Matthias Marczynskia, Bizan N.Balzerbc*, Kun Jiangd,Theresa M.Lutza, Thomas Crouzierd, Oliver Lielega

Colloids and Surfaces B: Biointerfaces, Vol. 187, 03 2020, 110614 ; DOI: 10.1016/j.colsurfb.2019.110614


a Department of Mechanical Engineering and Munich School of Bioengineering, Technical University of Munich, Boltzmannstr. 11, 85748, Garching, Germany

b Department of Chemistry and Pharmacy, Institute of Physical Chemistry, Albert-Ludwigs-University Freiburg, Albertstr. 23a, 79104, Freiburg, Germany

c Cluster of Excellence livMatS@FIT, Freiburg Center for Interactive Materials and Bioinspired Technologies, Albrecht-Ludwigs-University Freiburg, Georges-Köhler-Allee 105, 79110, Freiburg, Germany

d Division of Glycoscience, School of Biotechnology, Royal Institute of Technology, Albanova University Center, 10691, Stockholm, Sweden


In the human body, mucin glycoproteins efficiently reduce friction between tissues and thereby protect the mucosa from mechanical damage.
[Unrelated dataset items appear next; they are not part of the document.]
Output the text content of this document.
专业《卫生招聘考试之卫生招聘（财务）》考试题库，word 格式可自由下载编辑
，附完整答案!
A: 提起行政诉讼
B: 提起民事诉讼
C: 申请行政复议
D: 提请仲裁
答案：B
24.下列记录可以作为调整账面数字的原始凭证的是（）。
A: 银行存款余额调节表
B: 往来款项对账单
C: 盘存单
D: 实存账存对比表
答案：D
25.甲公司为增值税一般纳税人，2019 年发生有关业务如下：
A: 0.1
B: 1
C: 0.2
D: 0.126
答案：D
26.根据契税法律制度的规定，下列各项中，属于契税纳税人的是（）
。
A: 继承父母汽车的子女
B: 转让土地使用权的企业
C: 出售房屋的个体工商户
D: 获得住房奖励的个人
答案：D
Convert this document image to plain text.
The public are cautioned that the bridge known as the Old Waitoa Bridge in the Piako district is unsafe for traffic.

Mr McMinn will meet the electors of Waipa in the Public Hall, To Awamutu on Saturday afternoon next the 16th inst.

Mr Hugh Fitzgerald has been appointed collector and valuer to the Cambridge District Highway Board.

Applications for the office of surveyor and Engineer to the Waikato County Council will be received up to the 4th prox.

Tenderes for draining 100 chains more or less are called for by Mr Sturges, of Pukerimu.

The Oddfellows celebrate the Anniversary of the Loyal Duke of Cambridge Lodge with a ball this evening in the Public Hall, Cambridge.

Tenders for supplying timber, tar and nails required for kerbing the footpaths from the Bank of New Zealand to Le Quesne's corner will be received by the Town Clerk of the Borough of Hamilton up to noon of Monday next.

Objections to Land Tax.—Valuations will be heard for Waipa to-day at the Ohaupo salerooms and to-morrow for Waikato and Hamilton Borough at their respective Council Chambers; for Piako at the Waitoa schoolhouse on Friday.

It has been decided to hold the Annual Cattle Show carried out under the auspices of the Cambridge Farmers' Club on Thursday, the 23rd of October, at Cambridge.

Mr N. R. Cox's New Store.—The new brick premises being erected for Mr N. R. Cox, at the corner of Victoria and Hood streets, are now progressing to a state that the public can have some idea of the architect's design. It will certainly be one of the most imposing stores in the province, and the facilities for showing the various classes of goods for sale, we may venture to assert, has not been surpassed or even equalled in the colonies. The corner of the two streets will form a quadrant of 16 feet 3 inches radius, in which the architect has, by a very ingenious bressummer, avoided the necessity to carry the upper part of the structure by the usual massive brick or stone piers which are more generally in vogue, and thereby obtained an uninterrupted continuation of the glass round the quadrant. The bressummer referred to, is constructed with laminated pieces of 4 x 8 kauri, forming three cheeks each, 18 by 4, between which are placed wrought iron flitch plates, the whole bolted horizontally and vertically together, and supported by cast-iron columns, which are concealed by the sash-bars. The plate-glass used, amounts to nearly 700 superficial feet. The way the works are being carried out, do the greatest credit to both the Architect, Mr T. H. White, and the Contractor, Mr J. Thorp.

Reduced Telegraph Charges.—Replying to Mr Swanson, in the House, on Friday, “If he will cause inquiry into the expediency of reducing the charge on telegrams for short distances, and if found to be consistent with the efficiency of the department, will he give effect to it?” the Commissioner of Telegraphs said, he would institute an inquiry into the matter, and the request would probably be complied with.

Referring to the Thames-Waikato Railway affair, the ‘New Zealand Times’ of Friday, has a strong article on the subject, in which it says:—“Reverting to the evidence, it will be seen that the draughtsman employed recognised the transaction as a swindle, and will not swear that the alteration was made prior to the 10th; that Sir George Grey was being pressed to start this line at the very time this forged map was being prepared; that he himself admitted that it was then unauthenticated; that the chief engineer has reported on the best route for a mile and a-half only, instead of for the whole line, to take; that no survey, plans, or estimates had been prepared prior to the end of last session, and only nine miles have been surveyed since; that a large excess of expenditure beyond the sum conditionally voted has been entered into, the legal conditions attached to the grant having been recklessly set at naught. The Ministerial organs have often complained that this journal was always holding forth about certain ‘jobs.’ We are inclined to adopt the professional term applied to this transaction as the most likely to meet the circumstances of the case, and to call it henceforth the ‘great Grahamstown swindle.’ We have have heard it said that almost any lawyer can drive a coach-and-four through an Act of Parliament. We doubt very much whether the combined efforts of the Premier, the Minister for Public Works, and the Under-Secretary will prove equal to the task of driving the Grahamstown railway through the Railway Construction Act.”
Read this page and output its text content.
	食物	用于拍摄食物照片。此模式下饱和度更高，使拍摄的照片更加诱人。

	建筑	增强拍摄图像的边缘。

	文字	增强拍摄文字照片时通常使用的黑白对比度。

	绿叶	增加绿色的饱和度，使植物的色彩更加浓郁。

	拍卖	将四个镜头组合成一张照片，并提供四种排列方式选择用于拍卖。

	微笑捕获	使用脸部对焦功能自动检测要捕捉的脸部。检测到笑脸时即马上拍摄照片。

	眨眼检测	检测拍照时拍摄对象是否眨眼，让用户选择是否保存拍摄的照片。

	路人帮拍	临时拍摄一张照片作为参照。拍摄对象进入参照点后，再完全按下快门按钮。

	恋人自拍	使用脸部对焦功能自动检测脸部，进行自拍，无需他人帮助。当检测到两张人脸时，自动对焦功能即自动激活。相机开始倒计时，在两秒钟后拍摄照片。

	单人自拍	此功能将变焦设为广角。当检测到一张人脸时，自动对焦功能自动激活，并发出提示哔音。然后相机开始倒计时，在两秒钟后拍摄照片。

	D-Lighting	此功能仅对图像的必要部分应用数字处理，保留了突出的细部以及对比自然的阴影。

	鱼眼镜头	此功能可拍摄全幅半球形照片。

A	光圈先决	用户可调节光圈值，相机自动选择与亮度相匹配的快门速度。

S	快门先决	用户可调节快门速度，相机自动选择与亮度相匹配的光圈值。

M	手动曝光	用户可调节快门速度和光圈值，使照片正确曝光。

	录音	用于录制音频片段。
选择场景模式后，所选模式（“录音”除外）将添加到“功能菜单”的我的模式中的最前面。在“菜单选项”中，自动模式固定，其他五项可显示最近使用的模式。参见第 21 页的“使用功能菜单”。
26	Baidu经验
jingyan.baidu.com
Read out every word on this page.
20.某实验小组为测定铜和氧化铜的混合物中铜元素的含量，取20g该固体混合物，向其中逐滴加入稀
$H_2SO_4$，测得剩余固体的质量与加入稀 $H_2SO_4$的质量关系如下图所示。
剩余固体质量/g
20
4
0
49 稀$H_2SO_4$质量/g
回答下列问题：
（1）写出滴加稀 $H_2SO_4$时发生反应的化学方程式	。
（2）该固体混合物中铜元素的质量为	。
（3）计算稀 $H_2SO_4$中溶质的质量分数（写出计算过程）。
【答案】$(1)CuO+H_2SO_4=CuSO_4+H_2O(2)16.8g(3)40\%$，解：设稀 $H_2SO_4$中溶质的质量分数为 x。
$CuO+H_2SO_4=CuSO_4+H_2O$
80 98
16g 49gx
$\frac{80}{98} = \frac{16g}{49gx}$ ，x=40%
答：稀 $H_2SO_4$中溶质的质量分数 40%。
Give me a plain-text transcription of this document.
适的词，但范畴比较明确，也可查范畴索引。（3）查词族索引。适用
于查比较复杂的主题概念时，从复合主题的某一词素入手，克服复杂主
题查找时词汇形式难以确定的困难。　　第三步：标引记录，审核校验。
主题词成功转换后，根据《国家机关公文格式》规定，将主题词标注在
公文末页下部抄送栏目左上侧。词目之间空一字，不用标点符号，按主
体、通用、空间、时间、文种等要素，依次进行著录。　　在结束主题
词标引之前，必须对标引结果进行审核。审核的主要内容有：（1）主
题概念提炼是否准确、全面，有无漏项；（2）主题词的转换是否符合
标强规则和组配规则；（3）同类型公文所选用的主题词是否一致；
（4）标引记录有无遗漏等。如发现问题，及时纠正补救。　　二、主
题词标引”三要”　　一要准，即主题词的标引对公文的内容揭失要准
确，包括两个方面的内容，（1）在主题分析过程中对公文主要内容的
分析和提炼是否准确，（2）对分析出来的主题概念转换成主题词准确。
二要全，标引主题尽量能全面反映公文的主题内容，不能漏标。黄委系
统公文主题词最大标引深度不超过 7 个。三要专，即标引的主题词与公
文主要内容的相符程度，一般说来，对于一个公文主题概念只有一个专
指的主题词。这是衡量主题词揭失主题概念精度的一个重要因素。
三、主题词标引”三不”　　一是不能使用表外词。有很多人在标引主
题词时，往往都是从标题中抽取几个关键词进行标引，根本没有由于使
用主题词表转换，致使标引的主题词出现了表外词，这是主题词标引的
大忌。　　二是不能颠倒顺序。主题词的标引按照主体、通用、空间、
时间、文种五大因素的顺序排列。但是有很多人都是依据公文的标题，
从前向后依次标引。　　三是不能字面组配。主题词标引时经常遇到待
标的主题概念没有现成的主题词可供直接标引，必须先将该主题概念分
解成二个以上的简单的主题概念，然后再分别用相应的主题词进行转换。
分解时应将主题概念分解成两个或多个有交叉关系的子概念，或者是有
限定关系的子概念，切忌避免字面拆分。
Mucin lubricity is closely related to their molecular structure: it has been demonstrated previously that the hydrophobic termini of mucins critically contribute to their lubricity. If and how intrinsic sources of negative charge in mucins, e.g., sulfated glycans and sialic acid residues, are relevant for the tribological behavior of mucin solutions has, however, not been addressed yet. In this manuscript, we show that the removal of either sialic acid or sulfate groups, which comprise only a minor amount of the total molecular weight, from MUC5B drastically reduces its lubricity. For MUC5AC solutions, however, this effect only occurs once mucin-associated DNA is removed as well. We find that neither the hydration state nor the average conformation of mucins adsorbed onto hydrophilic or hydrophobic surfaces is affected by the removal of anionic sugars. Instead, our data suggests that a loss of anionic sugars mainly influences the dynamic adsorption process of mucins onto both hydrophilic and hydrophobic surfaces.